Electric car infrastructure is still struggling to make inroads in what is supposed to be its year.
While ambitious plans are there in principle to deliver nationwide charging points for electric cars actually getting them in place appears to be hard going.
Local authorities, while keen to promote electric cars, seem to be struggling to build the correct infrastructure.
Take the example of the London borough of Lewisham (pictured) where the council has put in a dual charging point only to hastily remove it over a ‘hiccup’.
The council, through a contractor, placed the charging point on the wrong side of a car park in the busy shopping area of Blackheath in south London – away from the electricity supply.
About two months ago the point was originally installed with markings reserving one space next to it for an electric car.
However, today while the charging point has been moved to the other side of the car park to get power – the reserved parking signage has not.
This has obviously created a fair amount of confusion and rendered the electric point virtually useless as no signage reserves it solely for electric cars.
While the reserved car parking space for electric cars now has no charging point placing it firmly in the chocolate teapot column too.
A council spokesman admitted a ‘hiccup’ meant the infrastructure was wrongly installed, but that the contractor would cover the cost of putting it right.
He said: “To link up to the original point we would have to dig a trench through the middle of the car park, which would have caused a lot of disruption.
“Moving the dual action point was the best solution and the ‘electric only’ markings are due to be moved soon as well.”

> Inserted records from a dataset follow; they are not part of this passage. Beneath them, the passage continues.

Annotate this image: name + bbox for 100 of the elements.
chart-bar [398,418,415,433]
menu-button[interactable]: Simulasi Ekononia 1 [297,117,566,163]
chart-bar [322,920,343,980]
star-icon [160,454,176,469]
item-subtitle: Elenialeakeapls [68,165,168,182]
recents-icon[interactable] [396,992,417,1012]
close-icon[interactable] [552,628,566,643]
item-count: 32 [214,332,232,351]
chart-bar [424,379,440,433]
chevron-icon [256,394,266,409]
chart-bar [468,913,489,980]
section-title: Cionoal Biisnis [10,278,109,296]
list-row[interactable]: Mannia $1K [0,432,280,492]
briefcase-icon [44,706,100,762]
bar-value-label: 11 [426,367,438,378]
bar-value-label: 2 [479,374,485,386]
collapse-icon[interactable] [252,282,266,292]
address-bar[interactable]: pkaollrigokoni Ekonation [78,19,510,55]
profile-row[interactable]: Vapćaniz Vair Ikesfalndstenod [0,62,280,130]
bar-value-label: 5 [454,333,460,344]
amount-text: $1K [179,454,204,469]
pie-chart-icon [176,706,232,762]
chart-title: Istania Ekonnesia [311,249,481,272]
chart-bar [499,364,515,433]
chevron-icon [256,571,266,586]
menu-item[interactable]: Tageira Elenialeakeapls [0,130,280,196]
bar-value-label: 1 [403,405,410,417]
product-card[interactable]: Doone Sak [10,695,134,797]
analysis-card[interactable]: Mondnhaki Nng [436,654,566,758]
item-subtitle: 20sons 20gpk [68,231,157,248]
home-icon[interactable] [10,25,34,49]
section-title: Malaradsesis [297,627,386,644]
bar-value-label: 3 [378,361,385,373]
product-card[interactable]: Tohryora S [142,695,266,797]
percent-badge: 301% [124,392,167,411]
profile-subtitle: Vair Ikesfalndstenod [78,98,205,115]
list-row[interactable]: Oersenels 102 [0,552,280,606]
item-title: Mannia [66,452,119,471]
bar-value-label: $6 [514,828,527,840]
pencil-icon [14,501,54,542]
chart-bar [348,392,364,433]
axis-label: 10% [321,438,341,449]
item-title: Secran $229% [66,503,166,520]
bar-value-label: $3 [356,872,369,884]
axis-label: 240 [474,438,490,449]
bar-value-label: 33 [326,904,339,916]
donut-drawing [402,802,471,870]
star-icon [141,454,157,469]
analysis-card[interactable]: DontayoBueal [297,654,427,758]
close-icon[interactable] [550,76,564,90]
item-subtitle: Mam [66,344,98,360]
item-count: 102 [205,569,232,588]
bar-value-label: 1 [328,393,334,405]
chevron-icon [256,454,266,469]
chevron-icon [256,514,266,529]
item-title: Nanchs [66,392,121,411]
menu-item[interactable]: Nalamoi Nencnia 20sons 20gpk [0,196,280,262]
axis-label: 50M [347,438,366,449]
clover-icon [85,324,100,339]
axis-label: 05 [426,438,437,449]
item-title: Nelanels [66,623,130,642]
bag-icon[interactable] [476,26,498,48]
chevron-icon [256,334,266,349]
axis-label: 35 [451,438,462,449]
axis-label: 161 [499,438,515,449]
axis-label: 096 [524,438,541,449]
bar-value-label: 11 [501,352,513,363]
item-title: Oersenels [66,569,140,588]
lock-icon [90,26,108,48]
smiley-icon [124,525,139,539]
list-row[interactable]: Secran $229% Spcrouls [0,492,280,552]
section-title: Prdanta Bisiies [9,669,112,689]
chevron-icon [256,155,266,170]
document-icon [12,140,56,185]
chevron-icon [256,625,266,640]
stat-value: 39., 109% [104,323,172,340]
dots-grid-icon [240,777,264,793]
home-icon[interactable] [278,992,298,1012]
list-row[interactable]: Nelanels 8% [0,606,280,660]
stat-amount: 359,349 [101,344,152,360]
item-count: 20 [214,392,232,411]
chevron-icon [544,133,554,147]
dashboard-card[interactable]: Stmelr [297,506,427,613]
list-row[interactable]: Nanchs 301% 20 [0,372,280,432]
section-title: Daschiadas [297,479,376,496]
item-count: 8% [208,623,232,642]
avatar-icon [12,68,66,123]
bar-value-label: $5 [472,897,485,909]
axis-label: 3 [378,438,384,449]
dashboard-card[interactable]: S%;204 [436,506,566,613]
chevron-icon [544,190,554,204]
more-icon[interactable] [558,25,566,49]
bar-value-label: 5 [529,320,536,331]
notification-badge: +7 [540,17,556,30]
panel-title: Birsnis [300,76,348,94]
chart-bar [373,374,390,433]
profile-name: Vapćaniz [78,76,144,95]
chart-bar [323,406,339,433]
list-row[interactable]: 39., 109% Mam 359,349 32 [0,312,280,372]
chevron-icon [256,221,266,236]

He also said the council was adding at least eight electric car points throughout the borough.
Looking at the wider picture, just last month, research from automotive intelligence firm JATO Dynamics revealed electric cars sales were ‘sluggish’.
It reported that just 599 electric vehicles were registered in the UK in the first half, but this is a big improvement on last year, before the government borough in a £5000 subsidy.
At the time a JATO spokesman said the market is set for ‘significant growth’ but needs to convince buyers electric cars are ‘fit for purpose’.